Wednesday, December 17, 2014

A Brief History of Pensions


Some members have inquired about new legislation out of Washington that impacts multi-employer pension plans (these are of the Taft-Hartley variety, of which the Motion Picture Industry Pension Plan is one.)

The short answers:

Yes, some multi-employer plans, particularly manufacturing pension plans centered in the mid-west, could see some payout reductions to current participants under 75.

But no, this new legislation shouldn't affect the MPIPP, because our plan has 85-90% funding. (Those mid-west plans are drastically under-funded, unlike the MPIPP.)

But let's dig a little deeper into this pension thing. ...

Bloomberg has a succinct summary about pensions in the U.S. of A.:

... The U.S. is almost unique in its reliance on private, company-sponsored pensions instead of comprehensive, government-sponsored benefits.

Private pensions emerged in the late 19th century in what was then the most important U.S. industry: railroads. In 1877, striking railroad workers protesting wage cuts brought the country to a standstill. Workers clashed with state militias; dozens died in the ensuing violence. ... And in 1880, the Baltimore and Ohio Railroad instituted a private pension plan for its employees; it eventually would cover 77,000 workers. ...

In the succeeding decades, corporations in other industries followed suit. Invoking the spirit of welfare capitalism, they unilaterally introduced pensions, health and disability insurance, and other perks in a rather overt attempt to woo workers away from unions. The programs became so widespread that in the 1920s, many unions protested against such benefits. ...

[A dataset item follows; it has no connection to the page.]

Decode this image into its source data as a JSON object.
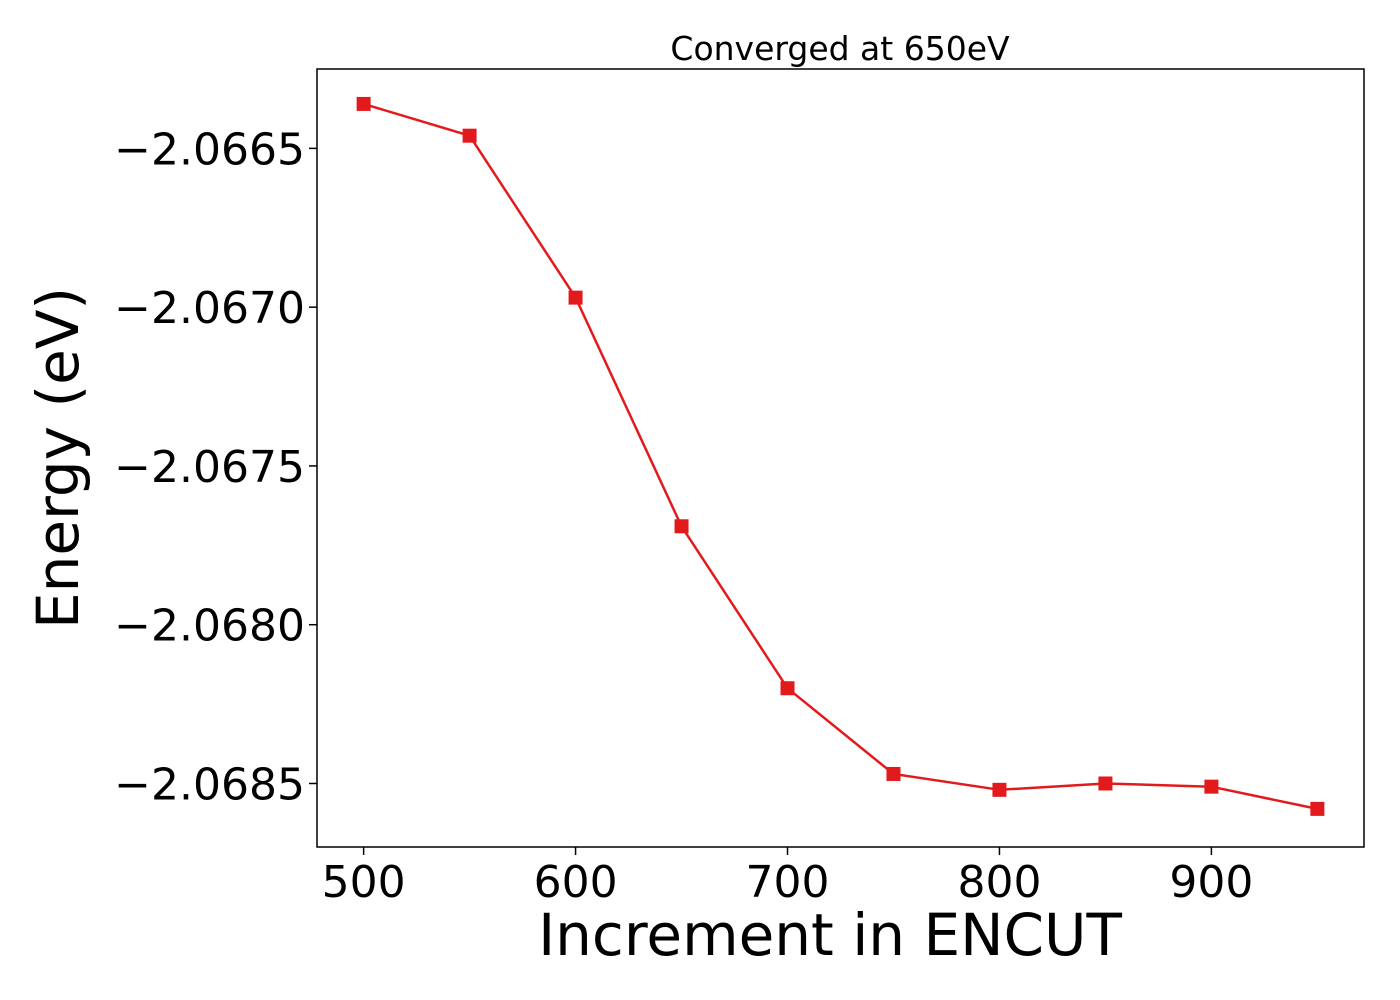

Private pensions flourished until the Great Depression, when many corporations went bankrupt, as did their benefit programs. But they soon revived, along with the economy. Between 1939 and 1946, the number of U.S. private pension plans went from 659 to 9,370. ...

The growth of private pensions in the postwar era also reflected a shrewd triangulation on the part of the business community. Business leaders wanted to check the further expansion of what is now derided as "big government." They also wanted to curb the power of unions. Pensions and other benefits such as health insurance enabled employers to achieve both goals. ...

Private pensions are now a vestigial presence in American work life, replaced by defined-contribution plans such as the 401(k). In the last 15 years, the portion of the U.S.’s largest companies offering defined-benefit pensions to new workers has fallen to 24 percent from 60 percent. ...

The changes in the spending bill, which could permit cuts to multiemployer private pensions for about 10 percent to 15 percent of the 10 million workers in such plans, are framed as a necessary measure to preserve the solvency of the PBGC. But on a deeper level, this step is a harbinger of the ultimate demise of a private pension system that has outlived its usefulness to the business community.

The drumbeat today is to demonize employees who still have livable pensions ("Hey now, aren't those people greed-heads? Why should they have nice monthly checks while you don't?") so that other working stiffs are angry about it.

I look forward to the day when few have any kind of significant retirement and everyone works into their eighties ... because that's when Social Security kicks in.